CVC Meeting Room P022

AUC Avenue, P.O. Box 74, New Cairo, 11835, Egypt

Details

Globalization, Attention Economies, and Belly Dance in Egypt Today
Meg Morley, SEA Department


Over the past 20 years, internet usage and the number of foreign dancers have grown exponentially in Egypt. As a result, both the style and the business of Egyptian dance are amidst massive changes. Using a theoretical framework of attention economies, this research analyzes the ongoing modifications to Egyptian dance in today's digitally global world.

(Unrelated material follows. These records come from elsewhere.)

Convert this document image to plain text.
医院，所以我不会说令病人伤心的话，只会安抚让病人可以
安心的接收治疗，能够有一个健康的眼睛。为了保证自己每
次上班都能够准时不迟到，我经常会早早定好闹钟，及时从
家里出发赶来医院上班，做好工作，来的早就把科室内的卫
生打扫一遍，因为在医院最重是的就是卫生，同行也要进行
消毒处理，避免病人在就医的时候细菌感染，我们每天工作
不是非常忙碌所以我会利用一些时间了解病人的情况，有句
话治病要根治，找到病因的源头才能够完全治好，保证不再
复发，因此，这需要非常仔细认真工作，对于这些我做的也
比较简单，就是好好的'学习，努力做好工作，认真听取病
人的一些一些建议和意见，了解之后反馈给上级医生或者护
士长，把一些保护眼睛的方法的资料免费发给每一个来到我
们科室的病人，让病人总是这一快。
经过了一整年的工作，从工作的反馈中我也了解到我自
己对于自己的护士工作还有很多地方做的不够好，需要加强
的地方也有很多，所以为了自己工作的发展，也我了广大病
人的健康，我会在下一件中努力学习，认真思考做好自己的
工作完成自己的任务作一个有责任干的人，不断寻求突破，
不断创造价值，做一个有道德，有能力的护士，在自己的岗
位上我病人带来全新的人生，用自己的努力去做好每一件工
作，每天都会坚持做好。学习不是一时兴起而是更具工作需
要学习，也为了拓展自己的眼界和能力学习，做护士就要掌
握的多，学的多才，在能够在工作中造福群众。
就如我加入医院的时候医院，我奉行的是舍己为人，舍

"The Gift of the Nile": Hydraulic Measurement, Textual Traditions, and the Scientific Revolution
Anthony Greco, History Department


From the ninth to the twentieth century, Abu al-Raddād and his descendants served as the Guardians of the Nilometer (Sahib al-Miqyās). The Guardians measured and reported the height of the Nile during the river's annual flood between June and September. In the eighteenth century, European natural philosophers formed delicate partnerships with the guardians of the Nilometer to challenge the textual traditions of scholasticism and make the scientific revolution. Preserved in Arabic chronicles, these measurements and the Nilometer which produced them continued to shape the history of modern science in Europe and Egypt during the nineteenth and twentieth centuries. The Nilometer tradition continued alongside and shaped newer methods of hydraulic measurement that engineers introduced to the Nile Valley during the modern period. Despite this prestigious legacy, the Nilometer met an inglorious end when the last descendent of Abu al-Raddād to perform this role was arrested for vagrancy, and the Nilometer was converted into a museum.